Considering the government approval is needed even in case of transfer of ownership, even exits could be impacted, she added.
Some of the top Indian tech companies that have Chinese investors include PayTm, Ola, BigBasket, Byju's, Dream11, MakeMyTrip and others. Any fresh investment in these companies from existing investors will face additional scrutiny, increase approval times and consequently lengthen the transaction completion timelines.
According to a February 2020 report by think tank Gateway House, Chinese tech investors have put an estimated $4 billion into Indian start-ups.
"Such is their success that over the five years ending March 2020, 18 of India’s 30 unicorns are now Chinese-funded. TikTok, the video app, has 200 million subscribers and has overtaken YouTube in India. Alibaba, Tencent and ByteDance rival the U.S. penetration of Facebook, Amazon and Google in India. Chinese smartphones like Oppo and Xiaomi lead the Indian market with an estimated 72% share, leaving Samsung and Apple behind," the report said.
This is unlike Chinese investments in a lot of India's neighbours and elsewhere which have been focused on investing in physical assets.

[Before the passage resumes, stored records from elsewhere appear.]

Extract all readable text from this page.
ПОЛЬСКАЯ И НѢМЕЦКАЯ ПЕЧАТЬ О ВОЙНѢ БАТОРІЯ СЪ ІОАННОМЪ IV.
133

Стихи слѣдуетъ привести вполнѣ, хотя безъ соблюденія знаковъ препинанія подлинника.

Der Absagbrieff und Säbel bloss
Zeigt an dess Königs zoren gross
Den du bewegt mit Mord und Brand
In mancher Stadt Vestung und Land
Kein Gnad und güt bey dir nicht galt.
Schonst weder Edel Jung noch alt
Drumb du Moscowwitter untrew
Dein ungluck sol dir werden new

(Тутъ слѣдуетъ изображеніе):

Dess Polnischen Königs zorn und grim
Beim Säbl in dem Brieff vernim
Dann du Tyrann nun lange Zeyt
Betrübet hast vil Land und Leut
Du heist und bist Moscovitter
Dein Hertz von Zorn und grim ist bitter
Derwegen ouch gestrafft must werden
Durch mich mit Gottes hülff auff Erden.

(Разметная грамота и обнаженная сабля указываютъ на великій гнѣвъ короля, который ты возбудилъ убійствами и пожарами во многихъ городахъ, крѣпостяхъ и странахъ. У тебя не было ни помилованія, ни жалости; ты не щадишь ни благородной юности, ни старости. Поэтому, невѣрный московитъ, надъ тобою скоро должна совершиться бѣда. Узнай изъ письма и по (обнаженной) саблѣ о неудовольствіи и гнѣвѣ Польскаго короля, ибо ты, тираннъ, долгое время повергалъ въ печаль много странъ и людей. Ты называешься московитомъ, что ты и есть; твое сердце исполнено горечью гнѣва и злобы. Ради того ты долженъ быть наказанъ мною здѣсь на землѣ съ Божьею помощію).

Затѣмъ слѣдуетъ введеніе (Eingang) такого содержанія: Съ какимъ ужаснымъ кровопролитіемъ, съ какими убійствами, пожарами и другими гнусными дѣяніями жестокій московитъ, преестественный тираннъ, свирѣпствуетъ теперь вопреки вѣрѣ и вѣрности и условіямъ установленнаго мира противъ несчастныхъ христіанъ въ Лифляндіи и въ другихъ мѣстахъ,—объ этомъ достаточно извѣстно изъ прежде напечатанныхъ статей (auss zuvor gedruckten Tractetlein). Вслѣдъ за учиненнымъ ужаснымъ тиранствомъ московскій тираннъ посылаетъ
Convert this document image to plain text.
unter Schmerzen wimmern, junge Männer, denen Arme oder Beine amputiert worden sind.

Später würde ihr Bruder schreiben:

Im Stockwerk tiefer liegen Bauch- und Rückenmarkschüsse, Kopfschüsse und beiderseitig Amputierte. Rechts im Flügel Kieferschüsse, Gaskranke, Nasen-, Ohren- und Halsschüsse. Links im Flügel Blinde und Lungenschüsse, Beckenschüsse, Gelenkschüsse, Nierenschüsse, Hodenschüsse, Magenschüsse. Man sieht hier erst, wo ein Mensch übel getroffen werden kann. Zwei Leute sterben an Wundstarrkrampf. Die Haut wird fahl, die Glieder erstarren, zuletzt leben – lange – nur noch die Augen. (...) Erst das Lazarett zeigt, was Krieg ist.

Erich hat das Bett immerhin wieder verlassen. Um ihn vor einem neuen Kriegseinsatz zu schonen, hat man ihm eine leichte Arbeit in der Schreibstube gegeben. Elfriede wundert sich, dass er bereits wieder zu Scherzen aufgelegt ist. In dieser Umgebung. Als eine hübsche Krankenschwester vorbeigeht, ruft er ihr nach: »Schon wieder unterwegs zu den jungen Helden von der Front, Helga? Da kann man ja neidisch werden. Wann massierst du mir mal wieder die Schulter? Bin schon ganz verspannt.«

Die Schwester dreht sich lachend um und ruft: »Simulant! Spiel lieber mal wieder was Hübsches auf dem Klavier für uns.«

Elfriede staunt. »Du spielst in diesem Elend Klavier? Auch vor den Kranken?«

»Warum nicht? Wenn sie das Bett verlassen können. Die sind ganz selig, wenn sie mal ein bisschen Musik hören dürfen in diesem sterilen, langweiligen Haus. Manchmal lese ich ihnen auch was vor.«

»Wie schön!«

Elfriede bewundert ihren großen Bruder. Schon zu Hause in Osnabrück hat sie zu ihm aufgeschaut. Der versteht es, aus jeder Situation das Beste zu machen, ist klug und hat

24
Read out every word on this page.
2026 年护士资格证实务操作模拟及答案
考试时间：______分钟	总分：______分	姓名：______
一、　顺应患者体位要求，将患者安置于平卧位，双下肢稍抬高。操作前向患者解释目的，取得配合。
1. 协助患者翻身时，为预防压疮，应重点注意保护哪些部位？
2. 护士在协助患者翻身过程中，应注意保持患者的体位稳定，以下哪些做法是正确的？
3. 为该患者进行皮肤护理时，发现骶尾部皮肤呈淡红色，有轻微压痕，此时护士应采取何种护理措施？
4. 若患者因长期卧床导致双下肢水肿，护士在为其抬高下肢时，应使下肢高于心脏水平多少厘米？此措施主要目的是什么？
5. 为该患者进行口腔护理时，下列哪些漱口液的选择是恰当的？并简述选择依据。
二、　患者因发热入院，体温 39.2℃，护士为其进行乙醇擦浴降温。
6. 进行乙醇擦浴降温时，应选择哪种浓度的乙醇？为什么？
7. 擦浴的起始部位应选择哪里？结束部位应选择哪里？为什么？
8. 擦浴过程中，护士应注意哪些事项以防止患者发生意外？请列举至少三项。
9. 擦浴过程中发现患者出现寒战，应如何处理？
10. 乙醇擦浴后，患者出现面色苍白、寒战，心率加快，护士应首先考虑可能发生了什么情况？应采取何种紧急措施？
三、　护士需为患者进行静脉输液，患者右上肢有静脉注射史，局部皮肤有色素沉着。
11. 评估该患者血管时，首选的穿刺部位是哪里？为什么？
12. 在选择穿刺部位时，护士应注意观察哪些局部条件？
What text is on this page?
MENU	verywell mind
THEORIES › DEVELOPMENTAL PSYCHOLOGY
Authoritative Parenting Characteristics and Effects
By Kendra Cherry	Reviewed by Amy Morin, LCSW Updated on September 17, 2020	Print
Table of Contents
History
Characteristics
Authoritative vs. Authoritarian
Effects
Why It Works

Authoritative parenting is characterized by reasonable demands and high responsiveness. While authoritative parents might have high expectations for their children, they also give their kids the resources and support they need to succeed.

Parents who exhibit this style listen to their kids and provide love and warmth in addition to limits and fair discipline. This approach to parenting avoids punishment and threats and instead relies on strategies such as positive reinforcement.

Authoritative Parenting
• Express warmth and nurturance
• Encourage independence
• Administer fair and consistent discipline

"Existing investments, especially Chinese investments in the digital economy space, as well as the personal electronics space will be grandfathers and not require government approval, any further investments by Chinese firms (either directly or indirectly) will now take place through the approval route," said Atul Pandey, Partner, Khaitan and Co.
In a bid to prevent beneficial ownership from falling in the hand of Chinese firms the notification also restricts any transfer of investments without government nod however, the mode of computation of ‘beneficial ownership’ is still unclear.
Ministry of Corporate Affairs (MCA) guidelines has defined 'individuals' who could be beneficial owners.
"This would impact all transactions which involves foreign investment from or transfer of stake to Chinese investors, irrespective of the amount of investment and whether such investment will lead to acquisition of control, private equity firms having Chinese stake irrespective of whether such stake is a minority stake or even if such ownership is a passive ownership without any control rights, companies not based in China, but whose beneficial interest is with Chinese entities," said Pandey.